As you have seen in the previous section, the FileIO.load_expression method returns a PyCytoData object instead of an array. This is intentional: we want to group things together. The PyCytoData object is able to store not only the expression matrix, but also cell types, sample indices, and other metadata! Furthermore, it automatically checks for errors when you manipulate these metadata. This makes it much less likely that things go sideways when you work with your CyTOF data in your experiment. This section shows you a little bit on how this works.

Accessing Attributes

This is easy and pythonic:

>>> exprs.expression_matrix
>>> exprs.channels
>>> exprs.cell_types
>>> exprs.sample_index

And the attributes are self-explanatory as well! By the same token, you can set these attributes yourself! For example, when you load an expression matrix as a PyCytoData object, there are no cell types. You can set them accordingly:

>>> exprs.cell_types = cell_types

The setter method will ensure that dimension matches.

Metadata

The object automatically computes a few metadata and they are automatically updated as well:

>>> exprs.n_cells
>>> exprs.n_cell_types
>>> exprs.n_samples
>>> exprs.n_channels

These are implemented most for convenience and error checking! You don’t have to work with arrays’ shape any more: you can simply refer to these dimensions by name!

Operations

You can not only store your data with PyCytoData, but you can also do things with them. You can preprocess your data and then run DR with the same object with the following verbs:

  • preprocess()

  • run_dr_methods()

Both of them will be further documented in the tutorials section.

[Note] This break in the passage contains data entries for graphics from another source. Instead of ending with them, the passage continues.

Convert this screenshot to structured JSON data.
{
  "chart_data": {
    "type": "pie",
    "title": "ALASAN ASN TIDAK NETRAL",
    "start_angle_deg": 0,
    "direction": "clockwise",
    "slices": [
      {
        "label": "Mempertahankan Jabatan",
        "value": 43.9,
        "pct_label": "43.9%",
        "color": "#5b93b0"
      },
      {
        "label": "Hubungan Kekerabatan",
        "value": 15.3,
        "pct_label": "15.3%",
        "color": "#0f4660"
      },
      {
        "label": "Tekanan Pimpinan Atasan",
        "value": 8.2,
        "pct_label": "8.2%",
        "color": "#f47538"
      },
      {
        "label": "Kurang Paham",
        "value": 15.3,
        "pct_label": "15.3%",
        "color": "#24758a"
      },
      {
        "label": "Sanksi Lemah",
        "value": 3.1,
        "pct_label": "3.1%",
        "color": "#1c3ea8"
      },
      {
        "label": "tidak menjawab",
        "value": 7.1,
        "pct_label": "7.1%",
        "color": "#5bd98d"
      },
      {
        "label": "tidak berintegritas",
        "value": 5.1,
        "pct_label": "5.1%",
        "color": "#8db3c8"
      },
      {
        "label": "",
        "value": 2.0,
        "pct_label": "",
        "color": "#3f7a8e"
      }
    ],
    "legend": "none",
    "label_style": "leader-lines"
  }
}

Create Your PyCytoData Object

The constructor is very easy to use:

>>> from PyCytoData import PyCytoData
>>> exprs = PyCytoData(expression_matrix = expression_matrix,
...                    channels = channels,
...                    cell_types = cell_types,
...                    sample_index = sample_index,
...                    lineage_channels = lineage_channels)

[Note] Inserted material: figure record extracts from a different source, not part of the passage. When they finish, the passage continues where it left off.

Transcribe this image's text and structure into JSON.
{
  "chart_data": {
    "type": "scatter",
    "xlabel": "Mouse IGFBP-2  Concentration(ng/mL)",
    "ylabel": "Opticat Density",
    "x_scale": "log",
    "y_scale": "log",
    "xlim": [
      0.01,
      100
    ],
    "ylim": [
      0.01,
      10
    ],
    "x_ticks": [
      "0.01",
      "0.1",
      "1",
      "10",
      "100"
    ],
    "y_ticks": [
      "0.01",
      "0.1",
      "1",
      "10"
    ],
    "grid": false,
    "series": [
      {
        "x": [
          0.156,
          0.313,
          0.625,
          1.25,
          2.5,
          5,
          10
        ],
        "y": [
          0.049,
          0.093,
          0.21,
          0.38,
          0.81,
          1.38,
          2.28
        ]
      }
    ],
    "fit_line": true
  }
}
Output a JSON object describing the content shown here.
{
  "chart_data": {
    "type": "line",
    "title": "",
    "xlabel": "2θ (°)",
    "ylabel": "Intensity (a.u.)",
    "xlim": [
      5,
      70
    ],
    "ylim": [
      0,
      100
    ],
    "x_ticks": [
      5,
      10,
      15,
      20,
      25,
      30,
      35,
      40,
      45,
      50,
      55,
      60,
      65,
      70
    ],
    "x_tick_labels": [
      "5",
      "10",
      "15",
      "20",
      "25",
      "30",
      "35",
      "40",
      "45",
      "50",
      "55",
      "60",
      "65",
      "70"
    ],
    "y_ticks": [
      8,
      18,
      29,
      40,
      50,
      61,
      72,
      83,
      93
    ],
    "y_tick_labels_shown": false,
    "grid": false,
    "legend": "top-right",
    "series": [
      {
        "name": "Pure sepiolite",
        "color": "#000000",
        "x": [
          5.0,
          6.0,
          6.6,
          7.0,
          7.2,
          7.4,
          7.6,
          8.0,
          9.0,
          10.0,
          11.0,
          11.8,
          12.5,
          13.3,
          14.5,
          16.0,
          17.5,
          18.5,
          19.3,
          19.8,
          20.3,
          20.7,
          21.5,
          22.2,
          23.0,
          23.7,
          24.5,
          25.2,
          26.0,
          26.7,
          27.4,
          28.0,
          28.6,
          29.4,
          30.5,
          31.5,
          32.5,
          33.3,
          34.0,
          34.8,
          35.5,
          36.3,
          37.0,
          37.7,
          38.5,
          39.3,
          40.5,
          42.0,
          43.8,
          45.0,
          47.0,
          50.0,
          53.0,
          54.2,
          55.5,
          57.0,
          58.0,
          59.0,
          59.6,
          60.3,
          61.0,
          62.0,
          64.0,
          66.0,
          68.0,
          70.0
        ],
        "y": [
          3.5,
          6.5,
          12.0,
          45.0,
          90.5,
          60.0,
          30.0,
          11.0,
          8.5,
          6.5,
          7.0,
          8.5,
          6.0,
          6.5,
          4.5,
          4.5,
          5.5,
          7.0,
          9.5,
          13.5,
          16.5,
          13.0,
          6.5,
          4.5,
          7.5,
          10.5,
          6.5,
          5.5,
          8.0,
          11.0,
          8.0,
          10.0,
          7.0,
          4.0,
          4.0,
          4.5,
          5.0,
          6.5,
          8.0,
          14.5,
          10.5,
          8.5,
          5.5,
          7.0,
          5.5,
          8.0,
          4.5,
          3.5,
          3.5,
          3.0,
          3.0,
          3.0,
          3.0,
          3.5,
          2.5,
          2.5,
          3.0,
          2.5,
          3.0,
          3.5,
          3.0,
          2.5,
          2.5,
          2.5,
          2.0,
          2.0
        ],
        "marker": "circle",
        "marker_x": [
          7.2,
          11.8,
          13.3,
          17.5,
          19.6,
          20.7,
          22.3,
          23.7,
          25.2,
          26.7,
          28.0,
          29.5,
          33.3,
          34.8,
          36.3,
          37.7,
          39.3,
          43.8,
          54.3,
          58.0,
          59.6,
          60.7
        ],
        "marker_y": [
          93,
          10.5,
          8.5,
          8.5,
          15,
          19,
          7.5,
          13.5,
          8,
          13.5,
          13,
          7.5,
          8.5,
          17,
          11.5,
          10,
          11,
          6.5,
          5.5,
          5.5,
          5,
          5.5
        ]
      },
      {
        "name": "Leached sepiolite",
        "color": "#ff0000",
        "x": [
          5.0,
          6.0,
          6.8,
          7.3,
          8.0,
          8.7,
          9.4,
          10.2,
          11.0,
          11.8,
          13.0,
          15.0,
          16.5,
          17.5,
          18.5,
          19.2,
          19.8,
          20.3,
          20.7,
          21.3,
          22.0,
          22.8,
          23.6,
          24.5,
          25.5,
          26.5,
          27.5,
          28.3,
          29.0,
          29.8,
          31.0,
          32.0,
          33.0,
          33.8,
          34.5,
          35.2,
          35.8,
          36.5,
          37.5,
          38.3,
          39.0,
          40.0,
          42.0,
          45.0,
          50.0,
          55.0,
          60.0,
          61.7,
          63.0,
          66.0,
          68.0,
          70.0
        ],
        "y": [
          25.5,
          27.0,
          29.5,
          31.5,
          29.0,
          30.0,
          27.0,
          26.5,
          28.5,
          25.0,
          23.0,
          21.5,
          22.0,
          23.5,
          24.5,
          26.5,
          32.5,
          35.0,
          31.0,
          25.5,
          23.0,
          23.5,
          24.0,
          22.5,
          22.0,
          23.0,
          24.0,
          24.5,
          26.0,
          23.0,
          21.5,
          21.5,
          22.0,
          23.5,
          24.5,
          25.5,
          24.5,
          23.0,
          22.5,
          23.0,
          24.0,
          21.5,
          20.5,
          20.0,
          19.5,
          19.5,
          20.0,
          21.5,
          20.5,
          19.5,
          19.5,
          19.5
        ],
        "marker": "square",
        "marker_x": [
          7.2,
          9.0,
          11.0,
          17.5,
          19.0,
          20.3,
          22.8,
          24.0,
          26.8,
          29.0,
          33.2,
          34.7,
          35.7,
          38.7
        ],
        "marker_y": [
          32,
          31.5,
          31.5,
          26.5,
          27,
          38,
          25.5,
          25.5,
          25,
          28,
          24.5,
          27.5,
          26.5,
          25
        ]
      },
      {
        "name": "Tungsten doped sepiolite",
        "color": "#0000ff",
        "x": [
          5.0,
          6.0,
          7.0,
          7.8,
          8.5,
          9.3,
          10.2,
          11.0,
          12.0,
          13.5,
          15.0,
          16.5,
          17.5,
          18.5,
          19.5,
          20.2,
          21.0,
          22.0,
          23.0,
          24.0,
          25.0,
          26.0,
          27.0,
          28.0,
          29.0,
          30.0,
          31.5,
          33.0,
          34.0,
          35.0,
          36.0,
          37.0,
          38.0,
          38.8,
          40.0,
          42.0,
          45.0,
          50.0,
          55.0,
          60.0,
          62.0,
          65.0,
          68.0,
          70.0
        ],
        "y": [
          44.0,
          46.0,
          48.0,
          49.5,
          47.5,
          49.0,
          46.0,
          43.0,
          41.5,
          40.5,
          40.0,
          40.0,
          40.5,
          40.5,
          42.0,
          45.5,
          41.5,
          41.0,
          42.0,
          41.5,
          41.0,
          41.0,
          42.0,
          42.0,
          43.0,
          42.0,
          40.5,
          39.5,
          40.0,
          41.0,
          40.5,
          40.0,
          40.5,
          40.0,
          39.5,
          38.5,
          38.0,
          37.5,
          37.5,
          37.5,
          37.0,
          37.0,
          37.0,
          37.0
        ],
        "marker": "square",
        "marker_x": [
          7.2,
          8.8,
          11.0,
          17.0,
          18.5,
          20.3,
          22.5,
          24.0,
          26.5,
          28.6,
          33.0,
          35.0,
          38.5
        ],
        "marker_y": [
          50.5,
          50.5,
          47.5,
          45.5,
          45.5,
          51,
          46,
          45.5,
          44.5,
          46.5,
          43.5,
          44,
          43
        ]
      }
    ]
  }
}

All the parameters are self-explanatory as well! The only thing that you may be unfamiliar with is lineage_channels, which delineates actual lineage channels from other instrument channels, such as Bead and time channel.


Preprocessing

We offer a full suite of preprocessing workflows at your disposal. The easiest way is simply perform it on your PyCytoData object:

>>> exprs.preprocess(arcsinh=True,
...                  gate_debris_removal=True,
...                  gate_intact_cells=True,
...                  gate_live_cells=True,
...                  gate_center_offset_residual=True,
...                  bead_normalization=True)
Running Arcsinh transformation...
Running debris remvoal...
Running gating intact cells...
Running gating live cells...
Running gating Center, Offset, and Residual...
Running bead normalization...

These are the six steps if you choose to do everything, but you can of course pick and choose. It also depends the dataset you have: if your dataset doesn’t have a lot of instrument channels, it’s likely been processed already! We detect these channels automatically. For more details on each preprocessing step, go look at our CyTOF Data Preprocessing page.


Integration with CytofDR

The good news is that PyCytoData supports a CytofDR interface as an optional extension of this package. After loading in your data and performing all your necessary preprocessing steps, you can run DR methods by simply calling a wrapper:

>>> exprs.run_dr_methods(methods = ["PCA", "UMAP", "ICA"])
Running PCA
Running ICA
Running UMAP
>>> type(exprs.reductions)
<class 'CytofDR.dr.Reductions'>

And then you can perform any downstream DR workflows supported by CytofDR. Of course, if you’re aware of the run_dr_methods methods from CytofDR, you know that this is the “easy” mode. For more advanced usage, you can set the exprs.reductions attribute with a Reductions object. More information on the latter can be found at length on the CytofDR Documentation website.